Concerns about dangerous human-caused global warming are based on only one thing: computer model forecasts of the future. But these models simply do not work, having predicted three times the warming that has actually occurred between 1979 and 2017. Contrary to Graham’s assertion that “the science is sound,” our understanding of the science is so poor that we do not even know what mathematical equations to program into the models.
That abandoning their base and supporting the climate scare is terrible political strategy for Republicans was well demonstrated in the 2018 midterm elections. Only 53 percent of the 43 House Republican seats that were occupied by members of the bipartisan congressional Climate Solutions Caucus remained in Republican hands. In contrast, almost 90 percent of the seats held by House Republicans who did not belong to the caucus remained Republican after the election.
In support of his position, Graham argued that Republicans need to appeal to young people who support the climate scare. Marc Morano, publisher of the influential Washington DC-based Climatedepot.com, responded, “I can’t imagine that any millennial who cares about this is going to be voting Republican because they are activists at their core. If you’re a millennial and you’re skipping school and all excited about the Green New Deal (GND), there is no way Republicans can appeal to them with some sort of lite version of the GND.”
“You don’t capitulate to young voters because they have been brainwashed into believing that mankind is driving a climate ‘crisis,’” said Morano. “You lead and reveal to them that what they think they know just ain’t so.”
Morano explains why so many Republican support climate alarmism: “They just don’t want to be seen as ‘evil deniers’ and they are prepared to give in wherever they can. They want to have less toxicity in the media, in town halls, in social circles around the Washington establishment. By supporting the climate scare, they’re going to be better liked, less embarrassed by their positions and can say, ‘you can’t call us deniers anymore!’ That gives them a level of comfort at parties, campaign events, speeches and town halls.”

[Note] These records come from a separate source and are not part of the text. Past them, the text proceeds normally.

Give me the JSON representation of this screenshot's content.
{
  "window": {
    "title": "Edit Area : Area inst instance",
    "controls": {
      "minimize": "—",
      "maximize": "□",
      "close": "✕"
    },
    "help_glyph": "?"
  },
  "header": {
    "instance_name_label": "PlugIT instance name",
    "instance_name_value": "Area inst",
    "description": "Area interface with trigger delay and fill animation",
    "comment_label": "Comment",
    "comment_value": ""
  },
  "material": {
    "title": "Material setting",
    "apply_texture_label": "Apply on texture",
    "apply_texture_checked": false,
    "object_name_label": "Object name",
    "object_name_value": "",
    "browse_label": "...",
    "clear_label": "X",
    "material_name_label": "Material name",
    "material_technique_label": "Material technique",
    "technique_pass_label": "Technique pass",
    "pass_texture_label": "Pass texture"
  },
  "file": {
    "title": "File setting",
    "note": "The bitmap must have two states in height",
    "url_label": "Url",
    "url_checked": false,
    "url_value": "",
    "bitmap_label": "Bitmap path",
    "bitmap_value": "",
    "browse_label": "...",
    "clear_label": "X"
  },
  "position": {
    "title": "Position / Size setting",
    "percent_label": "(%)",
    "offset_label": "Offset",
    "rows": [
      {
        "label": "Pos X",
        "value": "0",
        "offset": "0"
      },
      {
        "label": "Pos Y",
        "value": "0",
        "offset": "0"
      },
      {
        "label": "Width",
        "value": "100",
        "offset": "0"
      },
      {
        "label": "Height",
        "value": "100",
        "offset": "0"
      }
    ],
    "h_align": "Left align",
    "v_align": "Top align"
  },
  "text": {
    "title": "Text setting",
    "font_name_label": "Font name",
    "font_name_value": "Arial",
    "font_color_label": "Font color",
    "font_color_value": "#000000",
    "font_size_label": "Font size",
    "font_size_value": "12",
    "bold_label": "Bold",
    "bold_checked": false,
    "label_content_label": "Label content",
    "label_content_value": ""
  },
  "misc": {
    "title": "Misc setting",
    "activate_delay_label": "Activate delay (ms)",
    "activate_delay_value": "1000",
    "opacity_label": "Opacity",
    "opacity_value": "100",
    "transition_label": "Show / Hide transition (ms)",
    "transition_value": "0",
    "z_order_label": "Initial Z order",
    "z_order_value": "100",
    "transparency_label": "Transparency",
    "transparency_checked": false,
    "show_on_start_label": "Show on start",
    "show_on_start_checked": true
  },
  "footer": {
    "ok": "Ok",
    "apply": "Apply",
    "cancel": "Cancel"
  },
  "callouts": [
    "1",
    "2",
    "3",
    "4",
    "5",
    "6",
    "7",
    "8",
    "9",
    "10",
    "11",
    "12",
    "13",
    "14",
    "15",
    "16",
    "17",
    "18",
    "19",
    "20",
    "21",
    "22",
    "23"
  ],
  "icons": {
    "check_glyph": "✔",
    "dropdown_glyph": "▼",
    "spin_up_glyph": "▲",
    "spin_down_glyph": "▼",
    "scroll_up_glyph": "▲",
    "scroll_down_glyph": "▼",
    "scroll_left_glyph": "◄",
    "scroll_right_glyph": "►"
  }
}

Clearly, what is now urgently needed is for the Trump administration to go ahead with the President’s Commission on Climate Security. Then there would be an alternative federal climate change report with the seal of the U.S. government on it. Morano summed up, “We’ve never had a challenge to the UN from an official source. A Presidential Commission report would be the first one ever. Let’s just hope that it goes through.”
Indeed. For the sake of the country and all other nations which depend on a free and prosperous America for their survival, let’s hope it does.
Tom Harris is Executive Director of the Ottawa, Canada-based International Climate Science Coalition (ICSC). Dr. Jay Lehr is Senior Policy Analyst with ICSC and former Science Director of The Heartland Institute, a free market think tank headquartered in Illinois.